After my 2000 Camery has sat for a few hours or over night, there is a huge amount of white smoke that poofs out of my exhaust…any advice? It actually just passed CA smog 2 months ago…
How cold was it in the morning? If the exhaust system is cold and the outside air as well, most of the water vapor in the exhaust will condense on startup, showing white “smoke”. If it blows white smoke on a warm day with the engine warmed up, you have an internal leak and coolant is getting ito yoyur engine. Check for a leaking head gasket or intake manifold gasket in that case
Just encase Docnick is wrong, although I agree with what he said, I suggest you check the coolant level now. If it is low, I would have your local trusted mechanic check it. Try not to use a chain or a quick oil change place.
Good advice, Joseph. On older cars, transmission fluid could get sucked into the engine through a faulty modulator valve. That would also cause whitish smoke!
I agree that white clouds are usually water vapor and in cars with vacuum modulators occasionally (though rarely) tranny fluid burning. I can testify from experience that burning tranny fluid makes a horrible knocking sound.
In any event I’d get it checked to be on the safe side. I don’t know what the byproducts of burning tranny fluid are, but coolant being ingested will not fail an emissions test. It does not controbute to CO, HC, or NOx output.
If you live in a cold weather area it may be just normal condensation. I hope it is, but it never hurts to have a look-see. And I definitely agree with the advice to avoid quickie places.
I just went out and checked the coolant - there is none! Does this mean it leaked out somewhere, or is it normal - I am not sure I have ever added coolant, maybe once? ALso, weather doesn’t change it - It is a beautiful 60+ degrees and sunny currently –
Ummmm…that’s not good. Unscrew your oil cap and look at the bottom of it. Also pull the oil dipstick and look at the oil on there. If the oil looks milky - sort of like a milk shake, then the coolant that used to be in your radiator is now in your oil. That comes from a blown head gasket. (The oil should just look like something like honey, but thinner and can be pretty dark, even black if its been a while since an oil change).

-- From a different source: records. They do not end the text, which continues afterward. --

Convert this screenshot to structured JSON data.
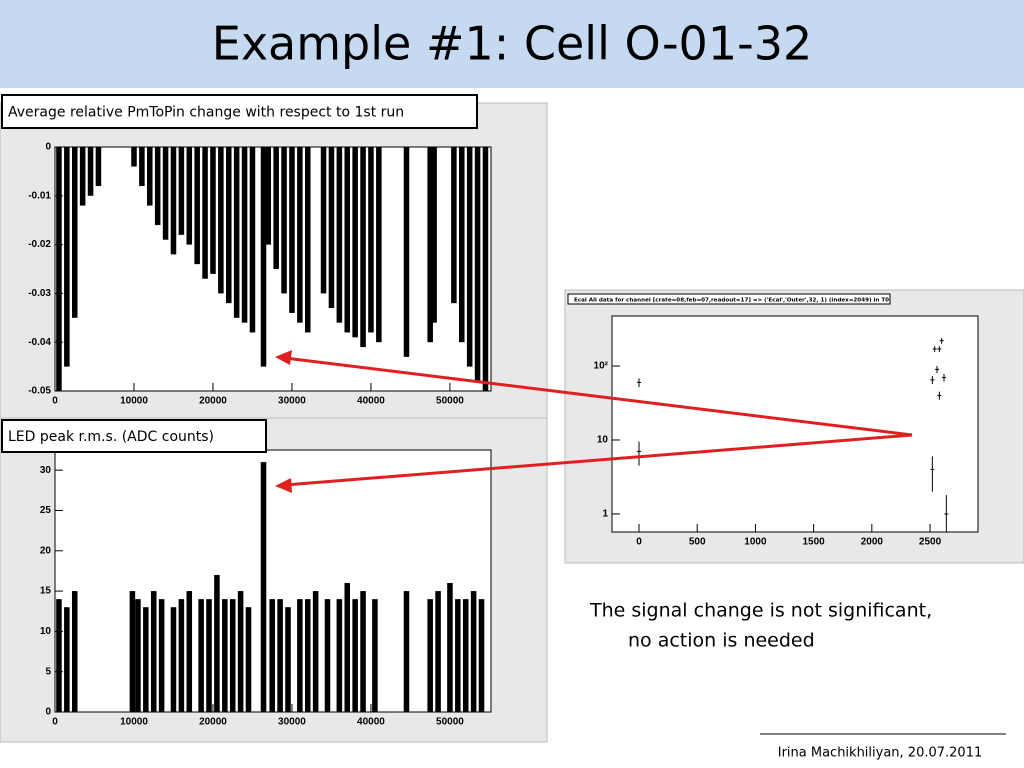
{
  "header": {
    "title": "Example #1: Cell O-01-32"
  },
  "chart_data": [
    {
      "type": "bar",
      "title": "Average relative PmToPin change with respect to 1st run",
      "x": [
        500,
        1500,
        2500,
        3500,
        4500,
        5500,
        10000,
        11000,
        12000,
        13000,
        14000,
        15000,
        16000,
        17000,
        18000,
        19000,
        20000,
        21000,
        22000,
        23000,
        24000,
        25000,
        26400,
        27000,
        28000,
        29000,
        30000,
        31000,
        32000,
        34000,
        35000,
        36000,
        37000,
        38000,
        39000,
        40000,
        41000,
        44500,
        47500,
        48000,
        50500,
        51500,
        52500,
        53500,
        54500
      ],
      "values": [
        -0.05,
        -0.045,
        -0.035,
        -0.012,
        -0.01,
        -0.008,
        -0.004,
        -0.008,
        -0.012,
        -0.016,
        -0.019,
        -0.022,
        -0.018,
        -0.02,
        -0.024,
        -0.027,
        -0.026,
        -0.03,
        -0.032,
        -0.035,
        -0.036,
        -0.038,
        -0.045,
        -0.02,
        -0.025,
        -0.03,
        -0.034,
        -0.036,
        -0.038,
        -0.03,
        -0.033,
        -0.036,
        -0.038,
        -0.039,
        -0.041,
        -0.038,
        -0.04,
        -0.043,
        -0.04,
        -0.036,
        -0.032,
        -0.04,
        -0.045,
        -0.048,
        -0.05
      ],
      "color": "#000000",
      "xlim": [
        0,
        55200
      ],
      "ylim": [
        -0.05,
        0
      ],
      "xticks": [
        0,
        10000,
        20000,
        30000,
        40000,
        50000
      ],
      "yticks": [
        0,
        -0.01,
        -0.02,
        -0.03,
        -0.04,
        -0.05
      ]
    },
    {
      "type": "bar",
      "title": "LED peak r.m.s. (ADC counts)",
      "x": [
        500,
        1500,
        2500,
        9800,
        10500,
        11500,
        12500,
        13500,
        15000,
        16000,
        17000,
        18500,
        19500,
        20500,
        21500,
        22500,
        23500,
        24500,
        26400,
        27500,
        28500,
        29500,
        31000,
        32000,
        33000,
        34500,
        36000,
        37000,
        38000,
        39000,
        40500,
        44500,
        47500,
        48500,
        50000,
        51000,
        52000,
        53000,
        54000
      ],
      "values": [
        14,
        13,
        15,
        15,
        14,
        13,
        15,
        14,
        13,
        14,
        15,
        14,
        14,
        17,
        14,
        14,
        15,
        13,
        31,
        14,
        14,
        13,
        14,
        14,
        15,
        14,
        14,
        16,
        14,
        15,
        14,
        15,
        14,
        15,
        16,
        14,
        14,
        15,
        14
      ],
      "color": "#000000",
      "xlim": [
        0,
        55200
      ],
      "ylim": [
        0,
        32.5
      ],
      "xticks": [
        0,
        10000,
        20000,
        30000,
        40000,
        50000
      ],
      "yticks": [
        0,
        5,
        10,
        15,
        20,
        25,
        30
      ]
    },
    {
      "type": "scatter",
      "title": "Ecal All data  for channel  [crate=08,feb=07,readout=17] => ('Ecal','Outer',32, 1) (index=2049) in T0",
      "x": [
        0,
        0,
        2520,
        2640,
        2540,
        2580,
        2600,
        2560,
        2520,
        2620,
        2580
      ],
      "values": [
        60,
        7,
        4,
        1,
        170,
        170,
        220,
        90,
        65,
        70,
        40
      ],
      "errors": [
        8,
        2.5,
        2,
        0.8,
        15,
        15,
        20,
        10,
        8,
        8,
        5
      ],
      "color": "#000000",
      "log_y": true,
      "xlim": [
        -232,
        2912
      ],
      "ylim": [
        0.57,
        474
      ],
      "xticks": [
        0,
        500,
        1000,
        1500,
        2000,
        2500
      ],
      "yticks": [
        1,
        10,
        {
          "value": 100,
          "label": "10²"
        }
      ]
    }
  ],
  "text": {
    "conclusion": [
      "The signal change is not significant,",
      "no action is needed"
    ],
    "footer": "Irina Machikhiliyan, 20.07.2011"
  }
}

If you want to keep the car don’t drive it a) unless you get coolant into it, and/or b) if you find the oil to be all milky. Have it towed to your mechanic. Driving it with the coolant that low is a good way to overheat and destroy the engine. Driving it with coolant/water in the oil is also a good way to destroy the engine. Of course, a head gasket fix isn’t all that cheap either.
Did you check the coolant in the plastic reservoir or in the radiator? If you only checked the reservoir and want to add coolant, make sure you check the radiator itself - but make sure the car is completely cool before you do that!